This document covers the guidelines, processes, procedures and standards of our information security handling. Any questions or issues, you can reach us at info@yamaindustrials.com. Yama Industrials, Inc. employs industry standards & guidelines for information security compliance, ensuring clients have the highest degree of (TCC) trust, confidence, and consistency in our protection of their data and operations. Our security practices are aligned to the following information and data security compliance guidelines, standards, and best practices, Forrester Zero Trust Model of information security, GDPR (General Data Protection Regulation), NIST (National Institute of Standards and Technology, HIPAA (Health Insurance Portability and Accountability Act), PCI-DSS (Payment Card Industry Data Security Standard), SANS (SysAdmin, Audit, Network, and Security) Institute and ISO/IEC Information Security Management standards.

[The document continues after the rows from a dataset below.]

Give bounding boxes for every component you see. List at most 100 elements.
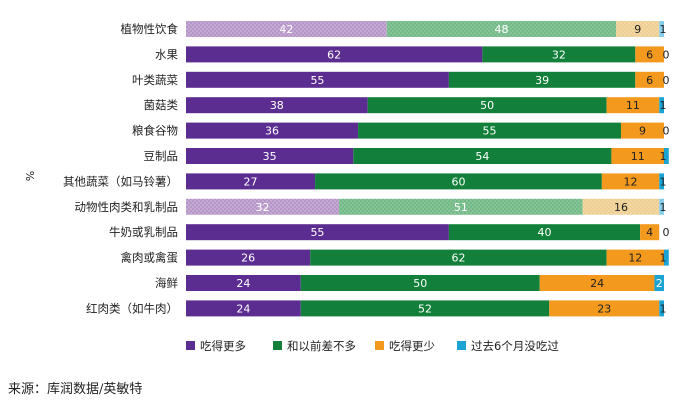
bar-segment — [186, 46, 483, 63]
category-label: 豆制品 — [144, 149, 179, 163]
data-label: 12 — [624, 175, 638, 188]
bar-segment — [659, 300, 664, 317]
bar-segment — [606, 249, 664, 266]
bar-segment — [640, 224, 660, 241]
data-label: 50 — [480, 99, 494, 112]
data-label: 24 — [590, 277, 604, 290]
bar-segment — [186, 198, 339, 215]
bar-segment — [186, 173, 316, 190]
bar-segment — [654, 275, 664, 291]
bar-segment — [482, 46, 636, 63]
bar-segment — [616, 21, 660, 37]
bar-segment — [664, 249, 669, 266]
bar-segment — [386, 21, 617, 37]
data-label: 54 — [475, 150, 489, 163]
bar-segment — [664, 148, 669, 164]
category-label: 植物性饮食 — [121, 22, 179, 36]
data-label: 12 — [628, 252, 642, 265]
data-label: 32 — [255, 201, 269, 214]
data-label: 51 — [454, 201, 468, 214]
data-label: 62 — [327, 48, 341, 61]
data-label: 1 — [660, 175, 667, 188]
data-label: 11 — [631, 150, 645, 163]
data-label: 55 — [310, 74, 324, 87]
y-axis-label: % — [24, 171, 37, 181]
data-label: 39 — [535, 74, 549, 87]
category-label: 粮食谷物 — [132, 124, 178, 138]
data-label: 1 — [660, 150, 667, 163]
category-label: 红肉类（如牛肉） — [86, 301, 178, 315]
legend-label: 吃得更多 — [200, 339, 246, 353]
bar-segment — [338, 198, 583, 215]
bar-segment — [601, 173, 660, 190]
bar-segment — [186, 21, 387, 37]
bar-segment — [300, 300, 550, 317]
bar-segment — [367, 97, 607, 114]
bar-segment — [659, 173, 664, 190]
data-label: 55 — [310, 226, 324, 239]
data-label: 24 — [236, 302, 250, 315]
legend-swatch — [186, 341, 195, 350]
data-label: 23 — [597, 302, 611, 315]
data-label: 24 — [236, 277, 250, 290]
data-label: 0 — [663, 48, 670, 61]
bar-segment — [310, 249, 607, 266]
data-label: 1 — [660, 302, 667, 315]
bar-segment — [186, 300, 301, 317]
data-label: 38 — [270, 99, 284, 112]
data-label: 48 — [494, 23, 508, 36]
bar-segment — [186, 224, 449, 241]
data-label: 52 — [418, 302, 432, 315]
data-label: 1 — [660, 201, 667, 214]
legend-swatch — [457, 341, 466, 350]
bar-segment — [448, 224, 641, 241]
data-label: 35 — [263, 150, 277, 163]
bar-segment — [353, 148, 612, 164]
legend-label: 吃得更少 — [389, 339, 435, 353]
data-label: 50 — [413, 277, 427, 290]
bar-segment — [315, 173, 602, 190]
data-label: 0 — [663, 74, 670, 87]
bar-segment — [300, 275, 540, 291]
bar-segment — [635, 46, 664, 63]
data-label: 11 — [626, 99, 640, 112]
legend-label: 和以前差不多 — [287, 339, 356, 353]
category-label: 海鲜 — [155, 276, 178, 290]
bar-segment — [186, 71, 449, 88]
data-label: 9 — [634, 23, 641, 36]
data-label: 1 — [660, 252, 667, 265]
category-label: 叶类蔬菜 — [132, 73, 178, 87]
legend-label: 过去6个月没吃过 — [471, 339, 559, 353]
data-label: 36 — [265, 125, 279, 138]
data-label: 0 — [663, 226, 670, 239]
data-label: 62 — [451, 252, 465, 265]
data-label: 1 — [660, 99, 667, 112]
category-label: 其他蔬菜（如马铃薯） — [63, 174, 178, 188]
data-label: 40 — [538, 226, 552, 239]
bar-segment — [186, 275, 301, 291]
bar-segment — [358, 122, 621, 139]
legend-swatch — [375, 341, 384, 350]
bar-segment — [659, 198, 664, 215]
data-label: 42 — [279, 23, 293, 36]
bar-segment — [186, 148, 354, 164]
bar-segment — [186, 97, 368, 114]
data-label: 60 — [451, 175, 465, 188]
legend-swatch — [273, 341, 282, 350]
source-note: 来源：库润数据/英敏特 — [8, 382, 143, 397]
bar-segment — [582, 198, 660, 215]
category-label: 动物性肉类和乳制品 — [75, 200, 179, 214]
bar-segment — [611, 148, 664, 164]
category-label: 菌菇类 — [144, 98, 179, 112]
data-label: 27 — [244, 175, 258, 188]
data-label: 55 — [483, 125, 497, 138]
data-label: 1 — [660, 23, 667, 36]
bar-segment — [186, 249, 311, 266]
category-label: 水果 — [155, 47, 178, 61]
bar-segment — [659, 97, 664, 114]
bar-segment — [659, 21, 664, 37]
bar-segment — [549, 300, 660, 317]
data-label: 2 — [656, 277, 663, 290]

Personnel Security, Privacy & Security Training

Yama Industrials, Inc.’s guidelines, policies, procedures, and compliance standards apply to all employees/personnel/associates, team members, contractors, sub-contractors, and 3rd parties who make up the Yama Industrials, Inc. workforce. Prior to access to Yama Industrials, Inc. systems & infrastructure, workers and 3rd parties agree to NDA’s and consent to background checks/investigations as needed. Security awareness training is ongoing, including general security awareness, device security, web security, data privacy, physical security, incident reporting, insider threat awareness, reporting requirements, data protection, compliance, and workplace ethics. Upon termination, all access to Yama Industrials, Inc. systems and infrastructure are revoked.

Systems Security

Access to Yama Industrials, Inc. office systems are secured by digital video surveillance, electronic key locks, keyed access, and UTM (Unified Threat Management) systems as needed for the sensitivity of the material handled at the relevant facility. All systems used by team members are configured to compliance standards & guidelines for information security. These standards & guidelines require all systems to be securely configured, scheduled system updates, and security monitoring software. Systems are configured to encrypt relevant data, password authentication, restricted remote access, and lock when idle as needed for the sensitivity of the material handled.

Audits

Yama Industrials, Inc. continuously checks and updates, using independent 3rd party tools, guidelines & systems to assess our policies and procedures. Our processes & guidelines are certified and compliant with both HIPAA, NIST 800-171 and ISO27001. We actively work with our commercial client's security, management, and insurance teams to make sure we address all questions prior to services and product deployment(s).

Network security

Yama Industrials, Inc. incorporates a hybrid-cloud infrastructure that is decentralized, incorporates network-segmentation, micro-segmentation, nano- segmentation and granular perimeter enforcement based on users, their locations, and other data to determine whether to trust a user, machine, or application seeking access to a particular part of the enterprise, in order to protect all internal and external company data and relevant systems. System(s)-only and diagnostics logs are generated, used, and stored in accordance with our zero-knowledge framework, zero-trust architecture, and privacy-by-design security model.

Authorizing access

Yama Industrials, Inc. employs a zero-trust architecture security model when granting systems access in order to minimize the risks of a data breach and insider threat. Yama Industrials, Inc. grants 2FA/MFA secured access to code repositories, billing systems, customer relationship management tools, email servers, and cloud environments as needed.

Authentication

Yama Industrials, Inc. uses multi-factor authentication along with password management authentication on systems where applicable.

System monitoring & logging

Yama Industrials, Inc. logs systems access and activities on both production and development environments per compliance standards & guidelines.

Responding to security incidents

All security incidents are processed and logged by (UTM) Unified Threat Management systems and cloud based security automation tools. Our processes & guidelines are certified and compliant with both HIPAA, NIST 800-171 and ISO27001.